Voilà un polar australien qui, mise à part la présence du bush, pourrait s’imaginer partout ailleurs avec son tandem de flics, son truand sadique mais sensible, et ses rebuts dégénérés dans leur caravane. Eden fait partie de ces romans étranges, dont les ficelles sautent aux yeux, qui empruntent des chemins usés, mais réussissent à rendre compte d’une certaine violence. Il est question de celle faite aux enfants, les « chats sauvages » recueillis par Ours, et de celle des adultes plein de haine et de vengeance. L’écriture a les mêmes travers que l’histoire et se révèle tour à tour basique et traversée d’images qui font mouche.

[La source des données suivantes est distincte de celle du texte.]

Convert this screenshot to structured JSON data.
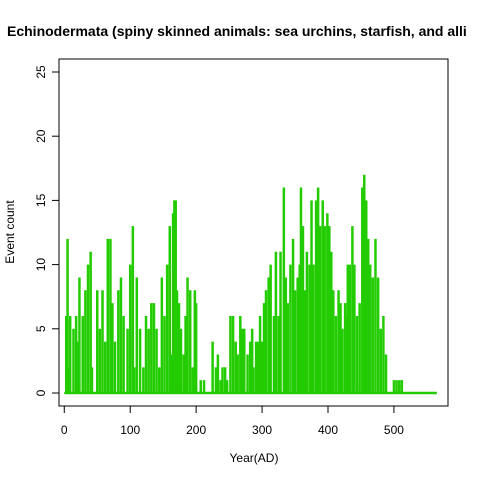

« Dans ses yeux, il y avait du béton, de l’acier et des nuages d’orage, le gris de temps difficiles endurés en silence. Il me rappelait mon père – et quand cette pensée me vint, je la chassai physiquement de ma tête en la secouant et en détournant les yeux. »
Dans une interview au Guardian en septembre 2017, Candice Fox dit que les vrais crimes sont une grande source d’inspiration, mais que les criminels sont eux bien moins intéressants que leur crimes brutaux et fascinants. Eden illustre bien sa pensée. Les différents personnages sont conçus pour leur côté attractif et ambivalents. Ils sont poussés à l’extrême, à peine croyables, mais Eden se veut-il vraiment crédible ? Le roman questionne la possibilité de sortir de la violence, à travers le personnage d’Heinrich enfant et futur truand, à travers Eden gamine élevée dans la violence et qui devient flic pour accomplir sa vengeance, ou encore la gamine Skylar dont on voudrait préserver l’innocence. Les femmes morflent, et un homme parmi elles tentent de leur rendre justice : Frank le flic perdu entre son amie assassinée, sa psy attirante et sa collègue dérangeante.

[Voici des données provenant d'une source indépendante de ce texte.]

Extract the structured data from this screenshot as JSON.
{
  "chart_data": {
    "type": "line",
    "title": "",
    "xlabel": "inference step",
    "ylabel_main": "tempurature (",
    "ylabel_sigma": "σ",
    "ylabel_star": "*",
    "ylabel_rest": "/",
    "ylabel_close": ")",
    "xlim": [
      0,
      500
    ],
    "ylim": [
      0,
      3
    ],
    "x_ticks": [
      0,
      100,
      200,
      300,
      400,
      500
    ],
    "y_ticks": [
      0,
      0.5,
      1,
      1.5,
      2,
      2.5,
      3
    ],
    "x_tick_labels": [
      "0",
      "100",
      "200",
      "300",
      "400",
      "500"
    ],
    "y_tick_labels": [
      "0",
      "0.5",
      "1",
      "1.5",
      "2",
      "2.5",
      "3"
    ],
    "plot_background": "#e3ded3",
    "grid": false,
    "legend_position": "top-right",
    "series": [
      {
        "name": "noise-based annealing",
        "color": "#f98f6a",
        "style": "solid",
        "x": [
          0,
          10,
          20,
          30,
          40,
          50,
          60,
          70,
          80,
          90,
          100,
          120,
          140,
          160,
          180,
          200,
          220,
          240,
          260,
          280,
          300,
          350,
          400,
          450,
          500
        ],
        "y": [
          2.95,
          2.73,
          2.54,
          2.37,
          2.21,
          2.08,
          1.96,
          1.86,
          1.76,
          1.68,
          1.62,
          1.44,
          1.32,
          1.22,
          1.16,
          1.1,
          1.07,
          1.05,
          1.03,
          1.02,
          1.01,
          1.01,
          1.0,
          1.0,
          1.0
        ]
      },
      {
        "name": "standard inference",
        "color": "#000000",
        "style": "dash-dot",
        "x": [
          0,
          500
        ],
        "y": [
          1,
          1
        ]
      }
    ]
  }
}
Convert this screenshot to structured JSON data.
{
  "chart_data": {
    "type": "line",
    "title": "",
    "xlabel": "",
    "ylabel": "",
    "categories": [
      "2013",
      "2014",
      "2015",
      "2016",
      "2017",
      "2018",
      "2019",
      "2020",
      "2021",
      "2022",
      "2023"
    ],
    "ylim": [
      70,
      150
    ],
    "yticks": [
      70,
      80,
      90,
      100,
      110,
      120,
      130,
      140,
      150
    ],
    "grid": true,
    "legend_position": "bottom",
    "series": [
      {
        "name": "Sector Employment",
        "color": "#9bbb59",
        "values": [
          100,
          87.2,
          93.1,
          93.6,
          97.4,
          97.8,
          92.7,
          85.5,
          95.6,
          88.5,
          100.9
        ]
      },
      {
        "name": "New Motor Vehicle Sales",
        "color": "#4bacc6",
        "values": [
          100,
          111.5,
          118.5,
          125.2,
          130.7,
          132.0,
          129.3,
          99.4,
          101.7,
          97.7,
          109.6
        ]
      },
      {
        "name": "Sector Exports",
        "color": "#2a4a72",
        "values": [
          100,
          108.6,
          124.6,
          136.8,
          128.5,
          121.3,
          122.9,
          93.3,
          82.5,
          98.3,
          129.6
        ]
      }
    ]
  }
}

Deuxième roman de Candice Fox (publié seulement 8 mois après le premier, Hadès), Eden ne fait pas partie de ces livres inoubliables et subtils, mais il donne envie de suivre ce que l’auteure commettra par la suite. Elle arrive en 2018 sous le titre Fall…
Caroline de Benedetti
Candice Fox, Eden, Michel Lafon, 2017, traduit de l’anglais par Isabelle Troin, 19,95 €, 476 p.